How Does Klinefelter Syndrome Affect Fertility

How Does Klinefelter Syndrome Affect Fertility

15:13 27th June 2018 | Male Fertility

Klinefelter syndrome (XXY) is a random, genetic abnormality, where males are born with an extra X chromosome. As the symptoms are subtle, often males may be completely unaware of having the extra chromosome and lead normal, healthy lives. Complications may only arise when trying to have children. As one or two per 1,000 males born are affected, Klinefelter syndrome is one of the most common chromosomal abnormalities.

How does Klinefelter syndrome happen?

It is a random error in the cell cycle; it is not a hereditary condition. The extra chromosome is retained due to a failure of chromosomes to separate during cell division when forming gametes (sex cells such as sperm or eggs). This may happen to the paternal or maternal gametes during meiosis 1 (first cell division), or during meiosis 2 (second cell division) in the egg. 

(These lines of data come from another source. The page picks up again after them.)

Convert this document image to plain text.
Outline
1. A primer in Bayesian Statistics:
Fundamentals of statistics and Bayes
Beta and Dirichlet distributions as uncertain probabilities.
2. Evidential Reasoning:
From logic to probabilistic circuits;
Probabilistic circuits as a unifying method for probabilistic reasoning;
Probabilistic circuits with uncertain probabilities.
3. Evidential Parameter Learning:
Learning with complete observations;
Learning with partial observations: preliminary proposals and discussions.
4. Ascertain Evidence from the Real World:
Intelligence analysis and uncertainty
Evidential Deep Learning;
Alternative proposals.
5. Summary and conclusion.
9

Cell division during meiosis 1 and 2

Recognising Klinefelter syndrome:

About 10% of cases are found by prenatal screening; preventative healthcare that focuses on detecting the health of a baby before it is born. Babies and children with Klinefelter may have weaker muscles and reduced strength, struggle with speech, or have learning or language problems.

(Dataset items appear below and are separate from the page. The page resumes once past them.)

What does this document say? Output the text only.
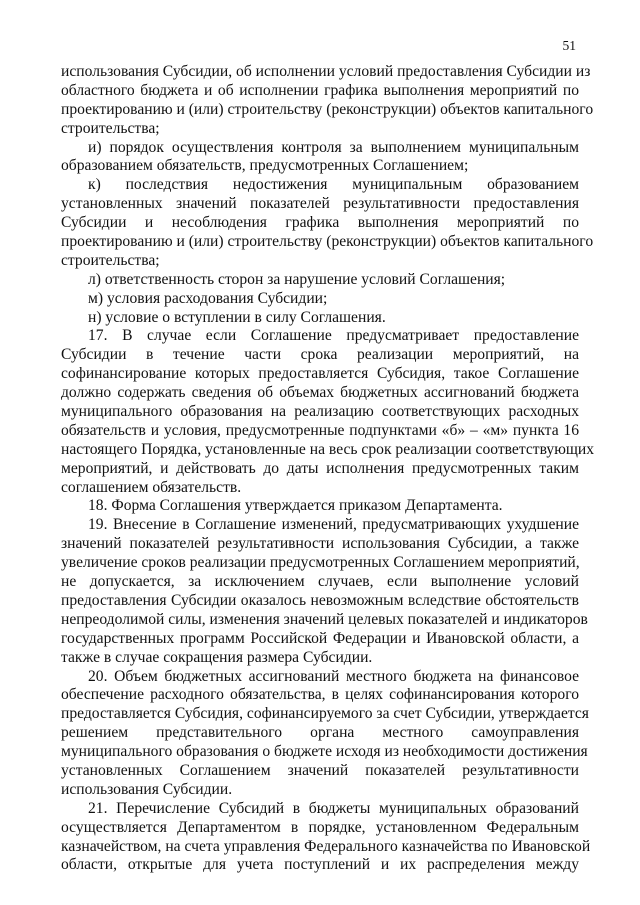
51
использования Субсидии, об исполнении условий предоставления Субсидии из
областного бюджета и об исполнении графика выполнения мероприятий по
проектированию и (или) строительству (реконструкции) объектов капитального
строительства;
и) порядок осуществления контроля за выполнением муниципальным
образованием обязательств, предусмотренных Соглашением;
к) последствия недостижения муниципальным образованием
установленных значений показателей результативности предоставления
Субсидии и несоблюдения графика выполнения мероприятий по
проектированию и (или) строительству (реконструкции) объектов капитального
строительства;
л) ответственность сторон за нарушение условий Соглашения;
м) условия расходования Субсидии;
н) условие о вступлении в силу Соглашения.
17. В случае если Соглашение предусматривает предоставление
Субсидии в течение части срока реализации мероприятий, на
софинансирование которых предоставляется Субсидия, такое Соглашение
должно содержать сведения об объемах бюджетных ассигнований бюджета
муниципального образования на реализацию соответствующих расходных
обязательств и условия, предусмотренные подпунктами «б» – «м» пункта 16
настоящего Порядка, установленные на весь срок реализации соответствующих
мероприятий, и действовать до даты исполнения предусмотренных таким
соглашением обязательств.
18. Форма Соглашения утверждается приказом Департамента.
19. Внесение в Соглашение изменений, предусматривающих ухудшение
значений показателей результативности использования Субсидии, а также
увеличение сроков реализации предусмотренных Соглашением мероприятий,
не допускается, за исключением случаев, если выполнение условий
предоставления Субсидии оказалось невозможным вследствие обстоятельств
непреодолимой силы, изменения значений целевых показателей и индикаторов
государственных программ Российской Федерации и Ивановской области, а
также в случае сокращения размера Субсидии.
20. Объем бюджетных ассигнований местного бюджета на финансовое
обеспечение расходного обязательства, в целях софинансирования которого
предоставляется Субсидия, софинансируемого за счет Субсидии, утверждается
решением представительного органа местного самоуправления
муниципального образования о бюджете исходя из необходимости достижения
установленных Соглашением значений показателей результативности
использования Субсидии.
21. Перечисление Субсидий в бюджеты муниципальных образований
осуществляется Департаментом в порядке, установленном Федеральным
казначейством, на счета управления Федерального казначейства по Ивановской
области, открытые для учета поступлений и их распределения между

It may only be at puberty that people may realise they are affected. Subtle symptoms may arise, such as small testicles, enlarged breast tissues, reduced body and facial hair, and a disinterest in sex. As an adult male, one’s fertility may be affected. Symptoms may include low or no sperm count, low sex drive, and small testicles and penis.

Many of the complications caused by Klinefelter syndrome are related to low testosterone levels, such as diabetes, hypothyroidism, certain cancers, and osteoporosis. The genetic variation is irreversible, but hormone therapy can assist many of the symptoms.

Infertility can be overcome by IVF and intracytoplasmic sperm injection, which has success rates of up to 45%. Older women are at a higher risk of “passing down” this extra sex chromosome, so it is always advisable to speak to a specialist when trying to conceive at an older age.